Les leçons à tirer de cet échec : pour faire du programmatique il faut des outils optimaux, les équipes en agence média expertes et les assets adaptés, sinon l’expérience consommateurs n’est pas optimisée.

Pour finir, aurais-tu une anecdote à partager ?

Pour la campagne de Noël de Jean Paul Gaultier en décembre 2018, nous avons eu une opportunité de dernière minute pour un affichage géant sur la façade du centre commercial de Beaugrennelle. Une opportunité en or !

Le problème c’est que cette possibilité s’est présentée à la dernière minute, nous avons dû travailler avec l’ensemble des acteurs de “façon express”. Nous n’avions que 48h pour fournir le visuel, valider le BAT et imprimer.
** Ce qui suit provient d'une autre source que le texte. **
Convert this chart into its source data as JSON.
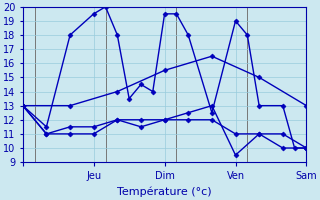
{
  "background_color": "#cce8f0",
  "grid_color": "#99ccdd",
  "line_color": "#0000bb",
  "marker": "D",
  "marker_size": 2.5,
  "xlabel": "Température (°c)",
  "xlim": [
    0,
    24
  ],
  "ylim": [
    9,
    20
  ],
  "yticks": [
    9,
    10,
    11,
    12,
    13,
    14,
    15,
    16,
    17,
    18,
    19,
    20
  ],
  "xtick_positions": [
    0,
    6,
    12,
    18,
    24
  ],
  "xtick_labels": [
    "",
    "Jeu",
    "Dim",
    "Ven",
    "Sam"
  ],
  "vline_positions": [
    1,
    7,
    13,
    19
  ],
  "series": [
    {
      "x": [
        0,
        2,
        4,
        6,
        7,
        8,
        9,
        10,
        11,
        12,
        13,
        14,
        16,
        18,
        19,
        20,
        22,
        23,
        24
      ],
      "y": [
        13,
        11.5,
        18,
        19.5,
        20,
        18,
        13.5,
        14.5,
        14,
        19.5,
        19.5,
        18,
        12.5,
        19,
        18,
        13,
        13,
        10,
        10
      ]
    },
    {
      "x": [
        0,
        2,
        4,
        6,
        8,
        10,
        12,
        14,
        16,
        18,
        20,
        22,
        24
      ],
      "y": [
        13,
        11,
        11,
        11,
        12,
        12,
        12,
        12.5,
        13,
        9.5,
        11,
        10,
        10
      ]
    },
    {
      "x": [
        0,
        2,
        4,
        6,
        8,
        10,
        12,
        14,
        16,
        18,
        20,
        22,
        24
      ],
      "y": [
        13,
        11,
        11.5,
        11.5,
        12,
        11.5,
        12,
        12,
        12,
        11,
        11,
        11,
        10
      ]
    },
    {
      "x": [
        0,
        4,
        8,
        12,
        16,
        20,
        24
      ],
      "y": [
        13,
        13,
        14,
        15.5,
        16.5,
        15,
        13
      ]
    }
  ]
}
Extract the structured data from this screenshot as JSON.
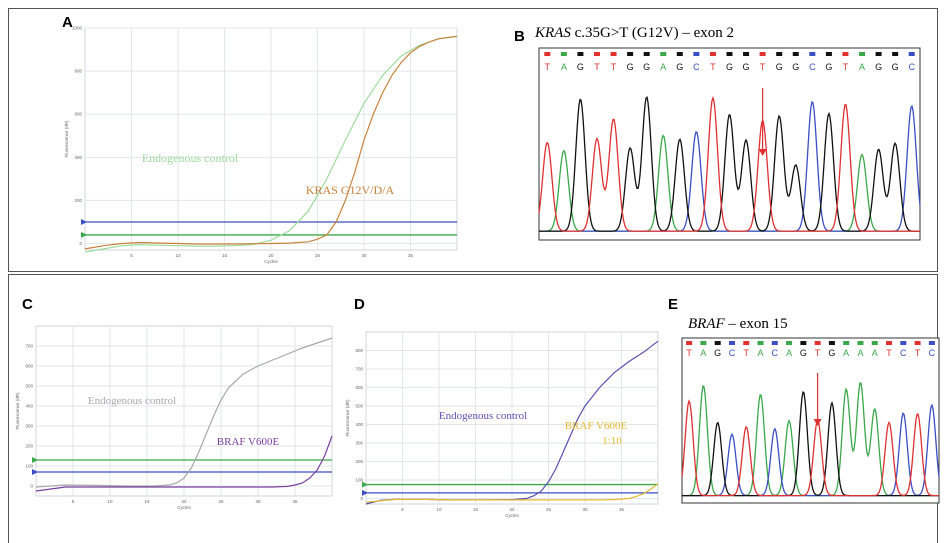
{
  "panels": {
    "A": "A",
    "B": "B",
    "C": "C",
    "D": "D",
    "E": "E"
  },
  "chart_data": [
    {
      "id": "A",
      "type": "line",
      "xlabel": "Cycles",
      "ylabel": "Fluorescence (dR)",
      "xlim": [
        0,
        40
      ],
      "ylim": [
        -30,
        1000
      ],
      "xticks": [
        5,
        10,
        15,
        20,
        25,
        30,
        35
      ],
      "yticks": [
        0,
        200,
        400,
        600,
        800,
        1000
      ],
      "grid": true,
      "series": [
        {
          "name": "Endogenous control",
          "color": "#9edb9e",
          "points": [
            [
              0,
              -40
            ],
            [
              2,
              -25
            ],
            [
              4,
              -10
            ],
            [
              6,
              -5
            ],
            [
              8,
              -8
            ],
            [
              10,
              -10
            ],
            [
              12,
              -12
            ],
            [
              14,
              -12
            ],
            [
              16,
              -10
            ],
            [
              18,
              -5
            ],
            [
              20,
              15
            ],
            [
              22,
              60
            ],
            [
              24,
              150
            ],
            [
              26,
              300
            ],
            [
              28,
              480
            ],
            [
              30,
              650
            ],
            [
              32,
              780
            ],
            [
              34,
              870
            ],
            [
              36,
              920
            ],
            [
              38,
              950
            ],
            [
              40,
              960
            ]
          ]
        },
        {
          "name": "KRAS G12V/D/A",
          "color": "#c8823a",
          "points": [
            [
              0,
              -25
            ],
            [
              2,
              -10
            ],
            [
              4,
              0
            ],
            [
              6,
              5
            ],
            [
              8,
              2
            ],
            [
              10,
              0
            ],
            [
              12,
              -2
            ],
            [
              14,
              -2
            ],
            [
              16,
              -2
            ],
            [
              18,
              -1
            ],
            [
              20,
              0
            ],
            [
              22,
              2
            ],
            [
              24,
              8
            ],
            [
              25,
              20
            ],
            [
              26,
              40
            ],
            [
              27,
              100
            ],
            [
              28,
              200
            ],
            [
              29,
              330
            ],
            [
              30,
              480
            ],
            [
              31,
              600
            ],
            [
              32,
              700
            ],
            [
              33,
              780
            ],
            [
              34,
              840
            ],
            [
              35,
              885
            ],
            [
              36,
              915
            ],
            [
              37,
              935
            ],
            [
              38,
              950
            ],
            [
              40,
              962
            ]
          ]
        }
      ],
      "thresholds": [
        {
          "y": 100,
          "color": "#3a4fc4"
        },
        {
          "y": 40,
          "color": "#3aa84a"
        }
      ],
      "annotations": [
        {
          "text": "Endogenous control",
          "color": "#9edb9e"
        },
        {
          "text": "KRAS G12V/D/A",
          "color": "#c8823a"
        }
      ]
    },
    {
      "id": "C",
      "type": "line",
      "xlabel": "Cycles",
      "ylabel": "Fluorescence (dR)",
      "xlim": [
        0,
        40
      ],
      "ylim": [
        -50,
        800
      ],
      "xticks": [
        5,
        10,
        15,
        20,
        25,
        30,
        35
      ],
      "yticks": [
        0,
        100,
        200,
        300,
        400,
        500,
        600,
        700
      ],
      "grid": true,
      "series": [
        {
          "name": "Endogenous control",
          "color": "#a8a8a8",
          "points": [
            [
              0,
              -5
            ],
            [
              4,
              5
            ],
            [
              8,
              3
            ],
            [
              12,
              0
            ],
            [
              16,
              0
            ],
            [
              18,
              5
            ],
            [
              19,
              15
            ],
            [
              20,
              40
            ],
            [
              21,
              90
            ],
            [
              22,
              170
            ],
            [
              23,
              260
            ],
            [
              24,
              350
            ],
            [
              25,
              430
            ],
            [
              26,
              490
            ],
            [
              28,
              560
            ],
            [
              30,
              600
            ],
            [
              32,
              630
            ],
            [
              34,
              660
            ],
            [
              36,
              690
            ],
            [
              38,
              715
            ],
            [
              40,
              740
            ]
          ]
        },
        {
          "name": "BRAF V600E",
          "color": "#7b3fa0",
          "points": [
            [
              0,
              -25
            ],
            [
              4,
              -5
            ],
            [
              8,
              -5
            ],
            [
              12,
              -5
            ],
            [
              16,
              -5
            ],
            [
              20,
              -5
            ],
            [
              24,
              -5
            ],
            [
              28,
              -5
            ],
            [
              32,
              -5
            ],
            [
              34,
              -2
            ],
            [
              35,
              5
            ],
            [
              36,
              15
            ],
            [
              37,
              40
            ],
            [
              38,
              80
            ],
            [
              39,
              150
            ],
            [
              40,
              250
            ]
          ]
        }
      ],
      "thresholds": [
        {
          "y": 130,
          "color": "#3aa84a"
        },
        {
          "y": 70,
          "color": "#3a4fc4"
        }
      ],
      "annotations": [
        {
          "text": "Endogenous control",
          "color": "#a8a8a8"
        },
        {
          "text": "BRAF V600E",
          "color": "#7b3fa0"
        }
      ]
    },
    {
      "id": "D",
      "type": "line",
      "xlabel": "Cycles",
      "ylabel": "Fluorescence (dR)",
      "xlim": [
        0,
        40
      ],
      "ylim": [
        -30,
        900
      ],
      "xticks": [
        5,
        10,
        15,
        20,
        25,
        30,
        35
      ],
      "yticks": [
        0,
        100,
        200,
        300,
        400,
        500,
        600,
        700,
        800
      ],
      "grid": true,
      "series": [
        {
          "name": "Endogenous control",
          "color": "#5a4fb0",
          "points": [
            [
              0,
              -30
            ],
            [
              2,
              -10
            ],
            [
              4,
              -5
            ],
            [
              8,
              -5
            ],
            [
              12,
              -8
            ],
            [
              16,
              -8
            ],
            [
              20,
              -6
            ],
            [
              22,
              0
            ],
            [
              23,
              15
            ],
            [
              24,
              40
            ],
            [
              25,
              90
            ],
            [
              26,
              160
            ],
            [
              27,
              250
            ],
            [
              28,
              340
            ],
            [
              29,
              430
            ],
            [
              30,
              500
            ],
            [
              32,
              600
            ],
            [
              34,
              680
            ],
            [
              36,
              740
            ],
            [
              38,
              790
            ],
            [
              40,
              850
            ]
          ]
        },
        {
          "name": "BRAF V600E 1:10",
          "color": "#e8b830",
          "points": [
            [
              0,
              -20
            ],
            [
              4,
              -5
            ],
            [
              8,
              -5
            ],
            [
              12,
              -8
            ],
            [
              16,
              -8
            ],
            [
              20,
              -8
            ],
            [
              24,
              -8
            ],
            [
              28,
              -8
            ],
            [
              32,
              -8
            ],
            [
              34,
              -6
            ],
            [
              36,
              0
            ],
            [
              37,
              10
            ],
            [
              38,
              25
            ],
            [
              39,
              50
            ],
            [
              40,
              80
            ]
          ]
        }
      ],
      "thresholds": [
        {
          "y": 75,
          "color": "#3aa84a"
        },
        {
          "y": 30,
          "color": "#3a4fc4"
        }
      ],
      "annotations": [
        {
          "text": "Endogenous control",
          "color": "#5a4fb0"
        },
        {
          "text": "BRAF V600E",
          "color": "#e8b830"
        },
        {
          "text": "1:10",
          "color": "#e8b830"
        }
      ]
    }
  ],
  "sequencing": {
    "B": {
      "title_gene": "KRAS",
      "title_rest": " c.35G>T  (G12V) – exon 2",
      "bases": [
        "T",
        "A",
        "G",
        "T",
        "T",
        "G",
        "G",
        "A",
        "G",
        "C",
        "T",
        "G",
        "G",
        "T",
        "G",
        "G",
        "C",
        "G",
        "T",
        "A",
        "G",
        "G",
        "C"
      ]
    },
    "E": {
      "title_gene": "BRAF",
      "title_rest": "  – exon 15",
      "bases": [
        "T",
        "A",
        "G",
        "C",
        "T",
        "A",
        "C",
        "A",
        "G",
        "T",
        "G",
        "A",
        "A",
        "A",
        "T",
        "C",
        "T",
        "C"
      ]
    }
  },
  "colors": {
    "A": "#3aa84a",
    "C": "#3a4fc4",
    "G": "#111111",
    "T": "#e03030",
    "arrow": "#e03030"
  }
}
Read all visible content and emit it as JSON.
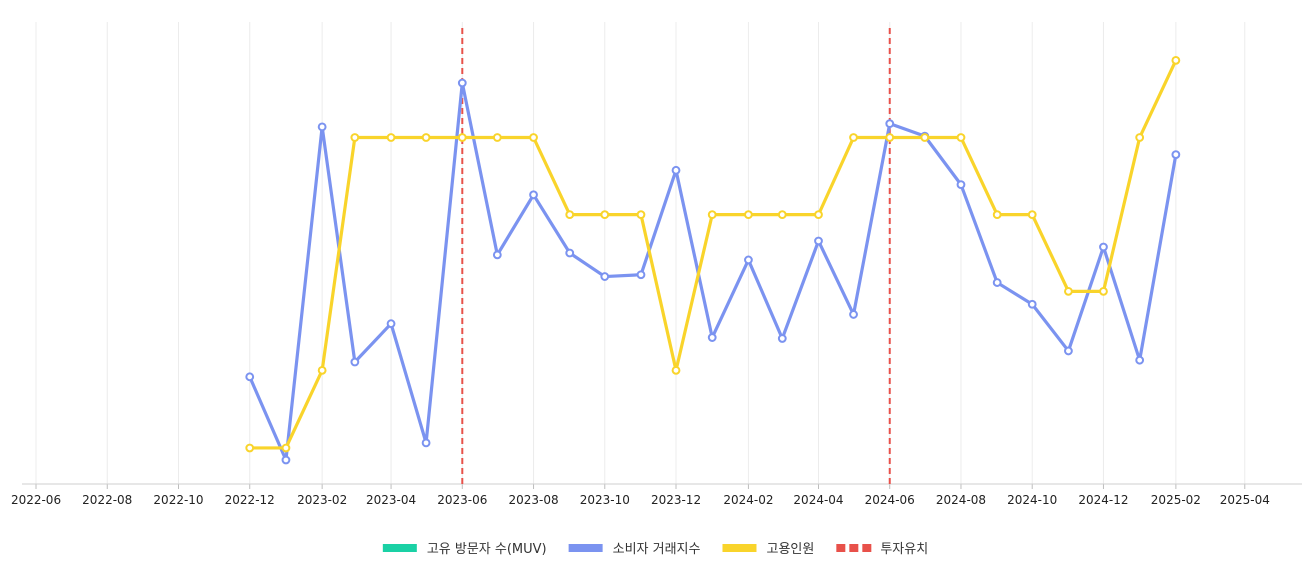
{
  "chart_data": {
    "type": "line",
    "title": "",
    "xlabel": "",
    "ylabel": "",
    "grid": {
      "vertical": true,
      "horizontal": false
    },
    "legend_placement": "bottom-center",
    "x_range": [
      "2022-05-20",
      "2025-05-20"
    ],
    "x_ticks": [
      "2022-06",
      "2022-08",
      "2022-10",
      "2022-12",
      "2023-02",
      "2023-04",
      "2023-06",
      "2023-08",
      "2023-10",
      "2023-12",
      "2024-02",
      "2024-04",
      "2024-06",
      "2024-08",
      "2024-10",
      "2024-12",
      "2025-02",
      "2025-04"
    ],
    "y_range": [
      0,
      100
    ],
    "series": [
      {
        "name": "고유 방문자 수(MUV)",
        "color": "#1ad1a5",
        "points": []
      },
      {
        "name": "소비자 거래지수",
        "color": "#7b93f0",
        "points": [
          [
            "2022-12",
            23.2
          ],
          [
            "2023-01",
            5.2
          ],
          [
            "2023-02",
            77.3
          ],
          [
            "2023-03",
            26.4
          ],
          [
            "2023-04",
            34.7
          ],
          [
            "2023-05",
            8.9
          ],
          [
            "2023-06",
            86.8
          ],
          [
            "2023-07",
            49.6
          ],
          [
            "2023-08",
            62.6
          ],
          [
            "2023-09",
            50.0
          ],
          [
            "2023-10",
            44.9
          ],
          [
            "2023-11",
            45.3
          ],
          [
            "2023-12",
            67.9
          ],
          [
            "2024-01",
            31.7
          ],
          [
            "2024-02",
            48.5
          ],
          [
            "2024-03",
            31.5
          ],
          [
            "2024-04",
            52.6
          ],
          [
            "2024-05",
            36.7
          ],
          [
            "2024-06",
            78.0
          ],
          [
            "2024-07",
            75.3
          ],
          [
            "2024-08",
            64.8
          ],
          [
            "2024-09",
            43.6
          ],
          [
            "2024-10",
            38.9
          ],
          [
            "2024-11",
            28.8
          ],
          [
            "2024-12",
            51.3
          ],
          [
            "2025-01",
            26.8
          ],
          [
            "2025-02",
            71.3
          ]
        ]
      },
      {
        "name": "고용인원",
        "color": "#f9d42b",
        "points": [
          [
            "2022-12",
            7.8
          ],
          [
            "2023-01",
            7.8
          ],
          [
            "2023-02",
            24.6
          ],
          [
            "2023-03",
            75.0
          ],
          [
            "2023-04",
            75.0
          ],
          [
            "2023-05",
            75.0
          ],
          [
            "2023-06",
            75.0
          ],
          [
            "2023-07",
            75.0
          ],
          [
            "2023-08",
            75.0
          ],
          [
            "2023-09",
            58.3
          ],
          [
            "2023-10",
            58.3
          ],
          [
            "2023-11",
            58.3
          ],
          [
            "2023-12",
            24.6
          ],
          [
            "2024-01",
            58.3
          ],
          [
            "2024-02",
            58.3
          ],
          [
            "2024-03",
            58.3
          ],
          [
            "2024-04",
            58.3
          ],
          [
            "2024-05",
            75.0
          ],
          [
            "2024-06",
            75.0
          ],
          [
            "2024-07",
            75.0
          ],
          [
            "2024-08",
            75.0
          ],
          [
            "2024-09",
            58.3
          ],
          [
            "2024-10",
            58.3
          ],
          [
            "2024-11",
            41.7
          ],
          [
            "2024-12",
            41.7
          ],
          [
            "2025-01",
            75.0
          ],
          [
            "2025-02",
            91.7
          ]
        ]
      }
    ],
    "events": {
      "name": "투자유치",
      "color": "#e8514a",
      "dates": [
        "2023-06",
        "2024-06"
      ]
    }
  }
}
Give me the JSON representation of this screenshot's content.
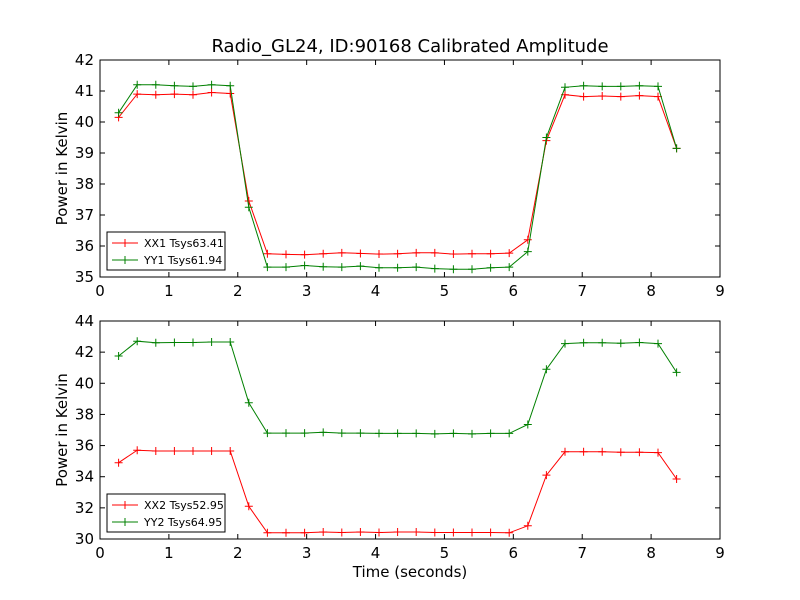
{
  "chart_data": [
    {
      "type": "line",
      "title": "Radio_GL24, ID:90168 Calibrated Amplitude",
      "xlabel": "",
      "ylabel": "Power in Kelvin",
      "xlim": [
        0,
        9
      ],
      "ylim": [
        35,
        42
      ],
      "xticks": [
        "0",
        "1",
        "2",
        "3",
        "4",
        "5",
        "6",
        "7",
        "8",
        "9"
      ],
      "yticks": [
        "35",
        "36",
        "37",
        "38",
        "39",
        "40",
        "41",
        "42"
      ],
      "legend_position": "lower-left",
      "grid": false,
      "x": [
        0.27,
        0.54,
        0.81,
        1.08,
        1.35,
        1.62,
        1.89,
        2.16,
        2.43,
        2.7,
        2.97,
        3.24,
        3.51,
        3.78,
        4.05,
        4.32,
        4.59,
        4.86,
        5.13,
        5.4,
        5.67,
        5.94,
        6.21,
        6.48,
        6.75,
        7.02,
        7.29,
        7.56,
        7.83,
        8.1,
        8.37
      ],
      "series": [
        {
          "name": "XX1 Tsys63.41",
          "color": "#ff0000",
          "values": [
            40.15,
            40.9,
            40.88,
            40.9,
            40.88,
            40.95,
            40.92,
            37.45,
            35.75,
            35.73,
            35.72,
            35.75,
            35.78,
            35.76,
            35.74,
            35.75,
            35.78,
            35.78,
            35.74,
            35.75,
            35.75,
            35.77,
            36.2,
            39.4,
            40.88,
            40.82,
            40.84,
            40.82,
            40.85,
            40.82,
            39.15
          ]
        },
        {
          "name": "YY1 Tsys61.94",
          "color": "#008000",
          "values": [
            40.3,
            41.2,
            41.2,
            41.17,
            41.15,
            41.2,
            41.17,
            37.25,
            35.32,
            35.32,
            35.37,
            35.33,
            35.32,
            35.35,
            35.3,
            35.3,
            35.32,
            35.27,
            35.25,
            35.25,
            35.3,
            35.32,
            35.82,
            39.5,
            41.12,
            41.17,
            41.15,
            41.15,
            41.17,
            41.15,
            39.15
          ]
        }
      ]
    },
    {
      "type": "line",
      "title": "",
      "xlabel": "Time (seconds)",
      "ylabel": "Power in Kelvin",
      "xlim": [
        0,
        9
      ],
      "ylim": [
        30,
        44
      ],
      "xticks": [
        "0",
        "1",
        "2",
        "3",
        "4",
        "5",
        "6",
        "7",
        "8",
        "9"
      ],
      "yticks": [
        "30",
        "32",
        "34",
        "36",
        "38",
        "40",
        "42",
        "44"
      ],
      "legend_position": "lower-left",
      "grid": false,
      "x": [
        0.27,
        0.54,
        0.81,
        1.08,
        1.35,
        1.62,
        1.89,
        2.16,
        2.43,
        2.7,
        2.97,
        3.24,
        3.51,
        3.78,
        4.05,
        4.32,
        4.59,
        4.86,
        5.13,
        5.4,
        5.67,
        5.94,
        6.21,
        6.48,
        6.75,
        7.02,
        7.29,
        7.56,
        7.83,
        8.1,
        8.37
      ],
      "series": [
        {
          "name": "XX2 Tsys52.95",
          "color": "#ff0000",
          "values": [
            34.9,
            35.7,
            35.65,
            35.65,
            35.65,
            35.65,
            35.65,
            32.1,
            30.4,
            30.4,
            30.4,
            30.45,
            30.42,
            30.45,
            30.42,
            30.45,
            30.45,
            30.42,
            30.42,
            30.42,
            30.42,
            30.4,
            30.85,
            34.1,
            35.6,
            35.6,
            35.6,
            35.57,
            35.57,
            35.55,
            33.85
          ]
        },
        {
          "name": "YY2 Tsys64.95",
          "color": "#008000",
          "values": [
            41.75,
            42.7,
            42.6,
            42.62,
            42.62,
            42.65,
            42.65,
            38.75,
            36.8,
            36.8,
            36.8,
            36.85,
            36.8,
            36.8,
            36.78,
            36.78,
            36.78,
            36.75,
            36.78,
            36.75,
            36.78,
            36.78,
            37.35,
            40.9,
            42.55,
            42.6,
            42.6,
            42.57,
            42.62,
            42.55,
            40.7
          ]
        }
      ]
    }
  ]
}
Je me suis donc retrouvé à faire un aller-retour à Honfleur pour valider le BAT.

Vous pourriez me dire, “c’est cool tu as pu profiter de la beauté et du climat de Honfleur”. Mais non il neigeait ! Comme quoi il faut être prêt à tout pour être un bon media manager !

*Pour vous aider à comprendre cet article, petit lexique de l’organisation chez PUIG :

      Le marketing digital : cette équipe est internationale et a pour rôle de de développer les différents assets pour tous les supports digitaux.

      Le marketing développement : cette équipe à l’international se charge de développer les produits, les concepts marketing autour des lancements, les spots TV …

      Le global : il s’agit d’une équipe qui se charge de la stratégie globale (en termes de médias, budget…) pour PUIG au niveau mondial.